2016 Yamaha YZF-R3 long term review: After 12,572km and two years
There are very few motorcycles that tug at your heartstrings, every time you swing a leg over. The Yamaha YZF-R3 is one such machine and it's time at the OVERDRIVE garage, sadly, has come to an end. I write this report with a heavy heart, saying goodbye to a motorcycle that I've truly enjoyed riding over the last couple of years. The R3 has been the darling of the boys at OD, with everyone from the juniors to the editor taking it for a spin every now and then. And, they've always loved the bike to bits.
The design has been widely regarded as a big hit. A few months after riding the R3, I was used to people staring at the bike. The paint quality in most places has stood the test of time, having dealt with extreme heat in the summers as well as torrential rain. I'd strongly recommend that owners get a tank pad as riding in a crouched position has led to some of the paint wearing off from the center, plastic strip on the tank.
The engine is another aspect that makes the R3 so wonderful. The parallel-twin motor is a gem and I couldn't get enough of whacking the throttle open, every time I had the opportunity. The motor revs quickly and the raspy engine note towards the redline is pretty addictive, as well. On most weekend rides to Kasara Ghat, a section on the Mumbai-Nashik highway, I reveled in the power delivery of the R3. I always felt the R3 is a deceptive motorcycle, masking high speeds with ease. It's this sweet nature of the motor and the ability to cruise at 120-140kmph without breaking a sweat, that makes the R3 so dear.

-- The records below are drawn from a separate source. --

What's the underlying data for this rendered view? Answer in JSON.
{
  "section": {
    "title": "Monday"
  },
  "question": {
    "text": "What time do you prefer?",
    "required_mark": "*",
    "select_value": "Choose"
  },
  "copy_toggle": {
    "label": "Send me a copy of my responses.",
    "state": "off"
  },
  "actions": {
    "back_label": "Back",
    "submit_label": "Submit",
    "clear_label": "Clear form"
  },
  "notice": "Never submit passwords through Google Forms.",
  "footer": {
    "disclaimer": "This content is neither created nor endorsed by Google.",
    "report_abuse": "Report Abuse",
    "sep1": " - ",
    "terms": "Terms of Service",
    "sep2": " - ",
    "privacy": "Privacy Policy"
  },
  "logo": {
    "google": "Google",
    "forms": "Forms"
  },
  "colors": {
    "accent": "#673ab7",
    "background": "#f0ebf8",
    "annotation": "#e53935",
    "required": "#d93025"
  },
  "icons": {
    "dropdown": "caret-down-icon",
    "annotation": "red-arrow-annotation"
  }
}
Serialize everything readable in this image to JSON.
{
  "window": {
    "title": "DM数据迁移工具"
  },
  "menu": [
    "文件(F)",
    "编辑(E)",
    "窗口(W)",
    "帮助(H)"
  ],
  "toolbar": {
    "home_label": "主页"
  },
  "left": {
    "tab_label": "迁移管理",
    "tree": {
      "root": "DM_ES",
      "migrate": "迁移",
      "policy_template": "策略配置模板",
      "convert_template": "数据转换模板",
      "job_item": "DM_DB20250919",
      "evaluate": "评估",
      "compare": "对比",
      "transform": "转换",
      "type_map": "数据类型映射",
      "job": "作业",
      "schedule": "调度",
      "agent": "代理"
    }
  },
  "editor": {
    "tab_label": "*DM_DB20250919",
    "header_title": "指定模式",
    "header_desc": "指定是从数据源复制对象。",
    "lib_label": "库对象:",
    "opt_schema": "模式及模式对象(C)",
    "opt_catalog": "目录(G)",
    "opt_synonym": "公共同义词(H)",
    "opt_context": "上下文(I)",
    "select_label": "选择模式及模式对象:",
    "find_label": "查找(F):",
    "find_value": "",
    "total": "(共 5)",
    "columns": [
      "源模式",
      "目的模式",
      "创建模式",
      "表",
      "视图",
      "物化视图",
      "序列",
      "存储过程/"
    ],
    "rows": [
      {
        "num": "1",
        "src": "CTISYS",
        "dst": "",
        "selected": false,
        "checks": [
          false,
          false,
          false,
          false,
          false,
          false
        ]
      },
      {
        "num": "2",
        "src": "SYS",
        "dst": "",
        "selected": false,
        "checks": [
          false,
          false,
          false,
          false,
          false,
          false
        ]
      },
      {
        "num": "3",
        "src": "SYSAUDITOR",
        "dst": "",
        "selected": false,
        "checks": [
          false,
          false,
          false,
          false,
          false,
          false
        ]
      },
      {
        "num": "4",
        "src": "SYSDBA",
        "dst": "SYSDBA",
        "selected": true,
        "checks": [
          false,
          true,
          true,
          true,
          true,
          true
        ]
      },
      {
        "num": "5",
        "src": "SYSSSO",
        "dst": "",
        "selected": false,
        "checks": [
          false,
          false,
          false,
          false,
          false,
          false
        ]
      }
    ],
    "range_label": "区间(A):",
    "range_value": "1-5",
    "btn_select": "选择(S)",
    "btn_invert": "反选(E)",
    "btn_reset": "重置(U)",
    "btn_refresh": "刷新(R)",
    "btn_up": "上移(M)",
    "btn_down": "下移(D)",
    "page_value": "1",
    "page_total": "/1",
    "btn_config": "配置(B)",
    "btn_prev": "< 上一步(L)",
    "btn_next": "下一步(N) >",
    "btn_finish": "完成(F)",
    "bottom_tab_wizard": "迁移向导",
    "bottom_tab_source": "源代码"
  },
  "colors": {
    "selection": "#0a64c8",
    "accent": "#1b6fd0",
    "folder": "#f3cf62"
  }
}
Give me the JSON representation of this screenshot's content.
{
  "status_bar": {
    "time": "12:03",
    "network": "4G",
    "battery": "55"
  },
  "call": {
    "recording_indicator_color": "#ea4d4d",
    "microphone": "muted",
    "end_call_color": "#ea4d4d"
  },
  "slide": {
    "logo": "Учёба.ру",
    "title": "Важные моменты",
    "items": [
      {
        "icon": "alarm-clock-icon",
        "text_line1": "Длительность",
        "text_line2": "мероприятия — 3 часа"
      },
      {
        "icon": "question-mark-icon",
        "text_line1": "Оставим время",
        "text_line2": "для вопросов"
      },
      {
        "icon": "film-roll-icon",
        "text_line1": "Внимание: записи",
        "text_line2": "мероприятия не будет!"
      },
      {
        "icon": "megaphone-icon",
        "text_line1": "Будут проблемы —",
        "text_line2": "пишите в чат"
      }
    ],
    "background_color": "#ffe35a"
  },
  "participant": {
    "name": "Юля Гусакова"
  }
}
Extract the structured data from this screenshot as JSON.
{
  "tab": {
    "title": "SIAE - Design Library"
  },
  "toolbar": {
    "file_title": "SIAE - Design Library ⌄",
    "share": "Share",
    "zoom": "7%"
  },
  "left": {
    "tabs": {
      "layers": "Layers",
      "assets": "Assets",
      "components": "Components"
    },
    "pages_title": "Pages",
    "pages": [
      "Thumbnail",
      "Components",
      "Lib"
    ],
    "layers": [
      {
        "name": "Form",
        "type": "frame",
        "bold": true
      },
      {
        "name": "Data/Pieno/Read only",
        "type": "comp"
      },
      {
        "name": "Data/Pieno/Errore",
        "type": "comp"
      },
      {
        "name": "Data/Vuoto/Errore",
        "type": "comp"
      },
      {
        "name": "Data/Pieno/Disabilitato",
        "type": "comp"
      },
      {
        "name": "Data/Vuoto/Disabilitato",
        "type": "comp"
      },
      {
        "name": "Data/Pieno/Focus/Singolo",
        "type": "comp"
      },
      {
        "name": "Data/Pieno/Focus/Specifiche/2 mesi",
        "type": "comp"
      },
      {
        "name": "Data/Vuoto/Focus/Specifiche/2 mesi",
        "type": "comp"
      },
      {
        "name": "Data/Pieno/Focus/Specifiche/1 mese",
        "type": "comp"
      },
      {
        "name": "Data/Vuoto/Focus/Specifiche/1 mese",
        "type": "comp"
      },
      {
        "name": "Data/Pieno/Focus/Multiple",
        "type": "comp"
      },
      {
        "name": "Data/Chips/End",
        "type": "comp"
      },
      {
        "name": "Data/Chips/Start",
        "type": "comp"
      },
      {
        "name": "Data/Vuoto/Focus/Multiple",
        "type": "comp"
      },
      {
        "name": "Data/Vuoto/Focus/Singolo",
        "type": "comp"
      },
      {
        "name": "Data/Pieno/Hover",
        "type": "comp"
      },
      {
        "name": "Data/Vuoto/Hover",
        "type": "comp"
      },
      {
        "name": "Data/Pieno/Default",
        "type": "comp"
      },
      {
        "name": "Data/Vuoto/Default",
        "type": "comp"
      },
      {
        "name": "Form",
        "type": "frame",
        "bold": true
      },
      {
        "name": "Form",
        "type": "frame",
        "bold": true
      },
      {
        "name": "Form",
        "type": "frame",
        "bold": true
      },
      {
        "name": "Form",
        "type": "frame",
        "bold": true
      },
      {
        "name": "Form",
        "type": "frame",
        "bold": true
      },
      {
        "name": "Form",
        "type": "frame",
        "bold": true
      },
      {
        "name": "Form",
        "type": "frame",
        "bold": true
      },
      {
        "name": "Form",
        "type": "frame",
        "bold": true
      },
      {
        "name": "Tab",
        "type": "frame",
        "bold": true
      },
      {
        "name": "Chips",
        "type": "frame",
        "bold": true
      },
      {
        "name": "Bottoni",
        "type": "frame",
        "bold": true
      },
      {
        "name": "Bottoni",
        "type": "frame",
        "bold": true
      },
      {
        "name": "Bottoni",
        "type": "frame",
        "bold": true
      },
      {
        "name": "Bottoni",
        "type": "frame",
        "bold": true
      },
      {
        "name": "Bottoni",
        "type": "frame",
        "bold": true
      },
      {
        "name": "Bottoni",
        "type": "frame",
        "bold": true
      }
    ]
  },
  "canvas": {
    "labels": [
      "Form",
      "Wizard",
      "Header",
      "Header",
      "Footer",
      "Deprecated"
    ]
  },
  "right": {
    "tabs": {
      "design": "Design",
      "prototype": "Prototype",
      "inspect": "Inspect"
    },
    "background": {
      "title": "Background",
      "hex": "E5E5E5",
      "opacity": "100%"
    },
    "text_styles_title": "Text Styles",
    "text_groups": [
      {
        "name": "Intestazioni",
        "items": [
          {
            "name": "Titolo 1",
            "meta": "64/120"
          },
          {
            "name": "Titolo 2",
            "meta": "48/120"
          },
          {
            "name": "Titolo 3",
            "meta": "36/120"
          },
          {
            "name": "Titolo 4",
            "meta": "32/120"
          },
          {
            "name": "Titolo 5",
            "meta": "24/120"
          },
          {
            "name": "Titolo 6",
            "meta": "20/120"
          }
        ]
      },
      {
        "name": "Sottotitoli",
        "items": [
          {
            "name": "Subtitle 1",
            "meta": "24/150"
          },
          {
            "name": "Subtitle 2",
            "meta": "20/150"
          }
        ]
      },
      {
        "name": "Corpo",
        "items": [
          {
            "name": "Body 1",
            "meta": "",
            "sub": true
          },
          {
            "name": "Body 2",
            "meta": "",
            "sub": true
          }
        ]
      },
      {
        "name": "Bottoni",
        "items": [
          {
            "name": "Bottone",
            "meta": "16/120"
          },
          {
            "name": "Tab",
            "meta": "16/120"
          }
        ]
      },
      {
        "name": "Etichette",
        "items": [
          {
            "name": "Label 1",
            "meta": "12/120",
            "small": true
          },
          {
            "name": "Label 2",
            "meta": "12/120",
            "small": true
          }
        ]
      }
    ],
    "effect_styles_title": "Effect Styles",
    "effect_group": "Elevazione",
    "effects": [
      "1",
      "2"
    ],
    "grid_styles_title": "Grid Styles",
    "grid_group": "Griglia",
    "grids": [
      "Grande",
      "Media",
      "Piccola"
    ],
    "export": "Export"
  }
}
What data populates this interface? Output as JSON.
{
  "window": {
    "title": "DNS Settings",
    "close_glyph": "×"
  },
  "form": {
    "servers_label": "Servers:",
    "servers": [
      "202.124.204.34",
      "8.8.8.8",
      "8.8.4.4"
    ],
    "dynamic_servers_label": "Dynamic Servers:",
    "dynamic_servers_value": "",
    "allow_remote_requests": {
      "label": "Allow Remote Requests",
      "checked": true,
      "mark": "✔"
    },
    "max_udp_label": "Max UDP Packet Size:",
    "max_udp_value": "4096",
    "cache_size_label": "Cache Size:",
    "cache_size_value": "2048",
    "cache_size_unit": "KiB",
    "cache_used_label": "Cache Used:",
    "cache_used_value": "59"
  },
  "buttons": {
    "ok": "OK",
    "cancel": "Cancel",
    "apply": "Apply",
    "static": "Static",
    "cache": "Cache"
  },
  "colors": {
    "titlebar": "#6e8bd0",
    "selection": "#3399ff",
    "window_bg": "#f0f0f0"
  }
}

The only complaints I've had is the lack of ABS and the tyres that are simply not up to the task of handling the power and abilities of the R3. I hope Yamaha addresses these issues in the BS-IV YZF-R3. Servicing the R3 has also been a rather inexpensive affair, the total bill, including oil, filter and labour running up to `4,250 only. The Yamaha R3 has been a reliable companion for the time its spent with me. I am going to miss it, a lot.